Le gouvernement défend actuellement le livret A auprès de la Commission européenne. Pour l'Union sociale pour l'habitat, la distribution réservée du livret A à deux groupes bancaires n'est pas une question essentielle pour la libre prestation de service mais l'est pour le financement du logement social en France.

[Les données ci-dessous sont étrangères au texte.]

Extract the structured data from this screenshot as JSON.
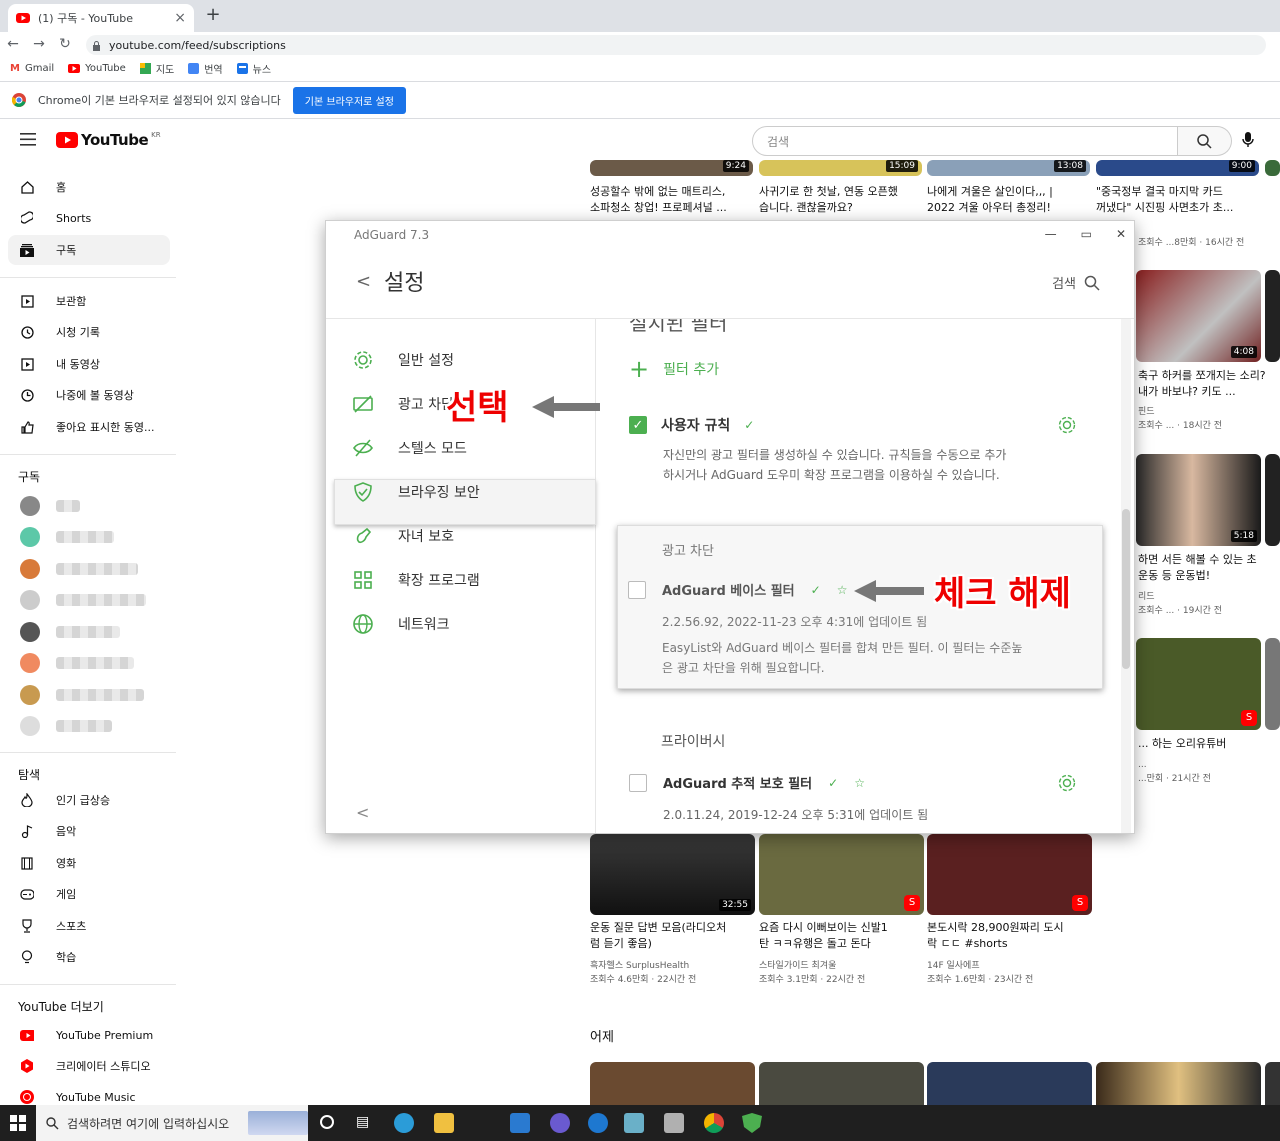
{
  "browser": {
    "tab_title": "(1) 구독 - YouTube",
    "url": "youtube.com/feed/subscriptions",
    "bookmarks": [
      "Gmail",
      "YouTube",
      "지도",
      "번역",
      "뉴스"
    ],
    "infobar_text": "Chrome이 기본 브라우저로 설정되어 있지 않습니다",
    "infobar_button": "기본 브라우저로 설정"
  },
  "youtube": {
    "logo": "YouTube",
    "region": "KR",
    "search_placeholder": "검색",
    "nav": [
      {
        "label": "홈",
        "icon": "home-icon"
      },
      {
        "label": "Shorts",
        "icon": "shorts-icon"
      },
      {
        "label": "구독",
        "icon": "subscriptions-icon",
        "active": true
      }
    ],
    "library": [
      {
        "label": "보관함",
        "icon": "library-icon"
      },
      {
        "label": "시청 기록",
        "icon": "history-icon"
      },
      {
        "label": "내 동영상",
        "icon": "my-videos-icon"
      },
      {
        "label": "나중에 볼 동영상",
        "icon": "watch-later-icon"
      },
      {
        "label": "좋아요 표시한 동영...",
        "icon": "liked-icon"
      }
    ],
    "subs_heading": "구독",
    "explore_heading": "탐색",
    "explore": [
      {
        "label": "인기 급상승",
        "icon": "trending-icon"
      },
      {
        "label": "음악",
        "icon": "music-icon"
      },
      {
        "label": "영화",
        "icon": "movies-icon"
      },
      {
        "label": "게임",
        "icon": "gaming-icon"
      },
      {
        "label": "스포츠",
        "icon": "sports-icon"
      },
      {
        "label": "학습",
        "icon": "learning-icon"
      }
    ],
    "more_heading": "YouTube 더보기",
    "more": [
      {
        "label": "YouTube Premium",
        "icon": "youtube-premium-icon"
      },
      {
        "label": "크리에이터 스튜디오",
        "icon": "studio-icon"
      },
      {
        "label": "YouTube Music",
        "icon": "youtube-music-icon"
      }
    ],
    "top_row": [
      {
        "dur": "9:24",
        "title1": "성공할수 밖에 없는 매트리스,",
        "title2": "소파청소 창업! 프로페셔널 ..."
      },
      {
        "dur": "15:09",
        "title1": "사귀기로 한 첫날, 연동 오픈했",
        "title2": "습니다. 괜찮을까요?"
      },
      {
        "dur": "13:08",
        "title1": "나에게 겨울은 살인이다,,, |",
        "title2": "2022 겨울 아우터 총정리!"
      },
      {
        "dur": "9:00",
        "title1": "\"중국정부 결국 마지막 카드",
        "title2": "꺼냈다\" 시진핑 사면초가 초..."
      }
    ],
    "right_col": [
      {
        "dur": "4:08",
        "title1": "축구 하커를 쪼개지는 소리?",
        "title2": "내가 바보냐? 키도 ...",
        "meta1": "핀드",
        "meta2": "조회수 ... · 18시간 전"
      },
      {
        "dur": "5:18",
        "title1": "하면 서든 해볼 수 있는 초",
        "title2": "운동 등 운동법!",
        "meta1": "리드",
        "meta2": "조회수 ... · 19시간 전"
      },
      {
        "title1": "... 하는 오리유튜버",
        "title2": "",
        "meta1": "...",
        "meta2": "...만회 · 21시간 전"
      }
    ],
    "right_top_meta": "조회수 ...8만회 · 16시간 전",
    "bottom_row": [
      {
        "dur": "32:55",
        "title1": "운동 질문 답변 모음(라디오처",
        "title2": "럼 듣기 좋음)",
        "channel": "흑자헬스 SurplusHealth",
        "meta": "조회수 4.6만회 · 22시간 전"
      },
      {
        "title1": "요즘 다시 이뻐보이는 신발1",
        "title2": "탄 ㅋㅋ유행은 돌고 돈다",
        "channel": "스타일가이드 최겨울",
        "meta": "조회수 3.1만회 · 22시간 전"
      },
      {
        "title1": "본도시락 28,900원짜리 도시",
        "title2": "락 ㄷㄷ #shorts",
        "channel": "14F 일사에프",
        "meta": "조회수 1.6만회 · 23시간 전"
      }
    ],
    "yesterday": "어제"
  },
  "adguard": {
    "title": "AdGuard 7.3",
    "page_title": "설정",
    "search": "검색",
    "nav": [
      {
        "label": "일반 설정",
        "icon": "gear-icon"
      },
      {
        "label": "광고 차단",
        "icon": "ad-block-icon"
      },
      {
        "label": "스텔스 모드",
        "icon": "stealth-icon"
      },
      {
        "label": "브라우징 보안",
        "icon": "shield-icon"
      },
      {
        "label": "자녀 보호",
        "icon": "parental-icon"
      },
      {
        "label": "확장 프로그램",
        "icon": "extensions-icon"
      },
      {
        "label": "네트워크",
        "icon": "globe-icon"
      }
    ],
    "section_partial": "설치된 필터",
    "add_filter": "필터 추가",
    "user_rules": {
      "label": "사용자 규칙",
      "desc1": "자신만의 광고 필터를 생성하실 수 있습니다. 규칙들을 수동으로 추가",
      "desc2": "하시거나 AdGuard 도우미 확장 프로그램을 이용하실 수 있습니다."
    },
    "ad_block_group": "광고 차단",
    "base_filter": {
      "label": "AdGuard 베이스 필터",
      "version": "2.2.56.92, 2022-11-23 오후 4:31에 업데이트 됨",
      "desc1": "EasyList와 AdGuard 베이스 필터를 합쳐 만든 필터. 이 필터는 수준높",
      "desc2": "은 광고 차단을 위해 필요합니다."
    },
    "privacy_group": "프라이버시",
    "tracking_filter": {
      "label": "AdGuard 추적 보호 필터",
      "version": "2.0.11.24, 2019-12-24 오후 5:31에 업데이트 됨"
    }
  },
  "annotations": {
    "select": "선택",
    "uncheck": "체크 해제"
  },
  "taskbar": {
    "search_placeholder": "검색하려면 여기에 입력하십시오"
  },
  "colors": {
    "youtube_red": "#ff0000",
    "adguard_green": "#4caf50",
    "annotation_red": "#ee0000",
    "chrome_blue": "#1a73e8"
  }
}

"Arrêtez de regarder ce dossier, comme des gens très bien élevés, comme un problème bancaire mais voyez-le comme le financement du logement social. Et fichez-nous la paix sur le financement du logement social !" En interpellant vigoureusement la Commission européenne, Jean-Louis Borloo a réitéré le 3 octobre, sur les ondes de France Inter, l'attachement du gouvernement au livret A. Lors du Congrès HLM, le ministre de la Cohésion sociale et du Logement s'était déjà engagé à défendre les droits spéciaux du livret A.
En juin dernier, la Commission européenne a décidé d'ouvrir une procédure d'infraction, considérant que "les droits spéciaux octroyés à l'Agence postale et aux caisses d'épargne pourraient être contraires aux règles du traité CE qui garantissent la liberté d'établissement et la libre prestation des services".   Actuellement, seuls ces deux établissements peuvent en effet proposer à leur clientèle ce produit bancaire. La France, qui devait faire parvenir sa position avant le 1er octobre, a rendu, vendredi dernier, son rapport de 48 pages à Bruxelles.  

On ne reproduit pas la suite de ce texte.